Broughton pointed to an industry where thousands of dollars are spent on special screenings of the film and lavish parties in the hopes that studios can persuade Academy members to nominate their film. As the composer sees it, most attached with a particular film would not have to resort to sending out personal emails to jockey for votes.

He said, "My campaign, which I guess was the production company's campaign, was limited to writing some emails….just asking them to listen to the song. I didn't ask to vote for the song. I didn't call anyone up, I didn't promote the movie. I didn't do anything. I just pointed out the song on a list of 75 songs on the DVD that the Academy is sending."

Joni Eareckson Tada was gracious in her response.   She is quoted in a press release:  
“I was grateful for the attention the nomination brought to this worthy song and the
inspirational film behind it, as well as to the ongoing work of Joni and Friends to people
affected by disabilities. The decision by the Academy to rescind the nomination may
well bring even further attention, and I only hope it helps to further extend the message
and impact of the song.
“Regarding the reasons for the nomination being rescinded, it is not my place to
speculate as I have no insights into the workings of the entertainment industry. I was
honored to be invited to sing the song and it will always be a treasured experience.”
1 - Dozens of Christian organizations stand with plaintiffs in contraception mandate case before the Supreme Court

This week, with eyes on Washington fixed on the circumstances surrounding the President's State of the Union address, there was pro-life activity taking place in the U.S. House of Representatives, where a bill to prohibit taxpayer funding of abortion passed that chamber, as well as at the U.S. Supreme Court, where a stream of friend-of-the-court, or amicus briefs were received, concerning a case involving the Administration's mandate that employers provide drugs that could cause abortion, as well as to provide contraception and sterilization, in their health insurance plans.  Oral arguments will be heard on March 25 in a combined hearing involving two plaintiffs:  Hobby Lobby and Conestoga Wood Specialties, for-profit companies who desire to operate by Christian principles and who find this mandate objectionable in light of their Christian beliefs.

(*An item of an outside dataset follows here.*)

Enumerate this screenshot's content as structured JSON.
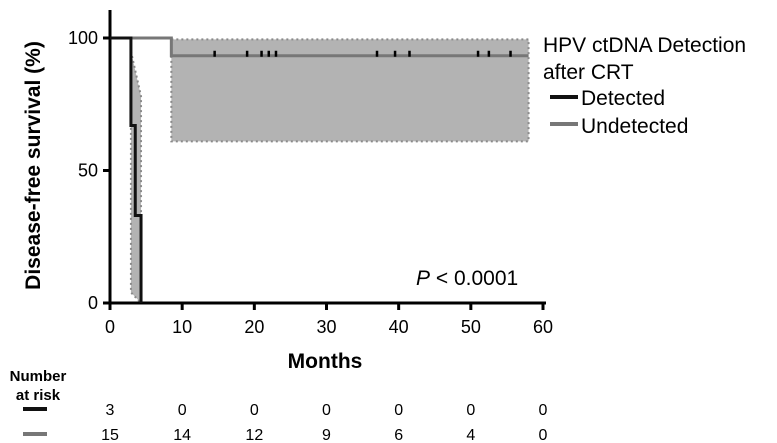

According to the Alliance Defending Freedom, which represents the Hahn family, owners of Conestoga, 59 briefs were filed with the U.S. Supreme Court this week to encourage the high court to declare the Obama administration’s abortion pill mandate illegal in those two major legal challenges. The briefs outnumber the ones filed in favor of the mandate by nearly three to one.  The briefs include the attorneys general from 20 states, a diversity of organizations ranging from pro-life Democrats to libertarians, and a broad spectrum of both Catholic and Protestant religious groups.

ADF Senior Counsel David Cortman is quoted as saying, “Unjust laws are not valid laws. Americans must be free to exercise their constitutionally protected liberties without punishment from the government...As the numerous briefs filed with the Supreme Court affirm, the administration has no business forcing citizens to choose between making a living and living free.”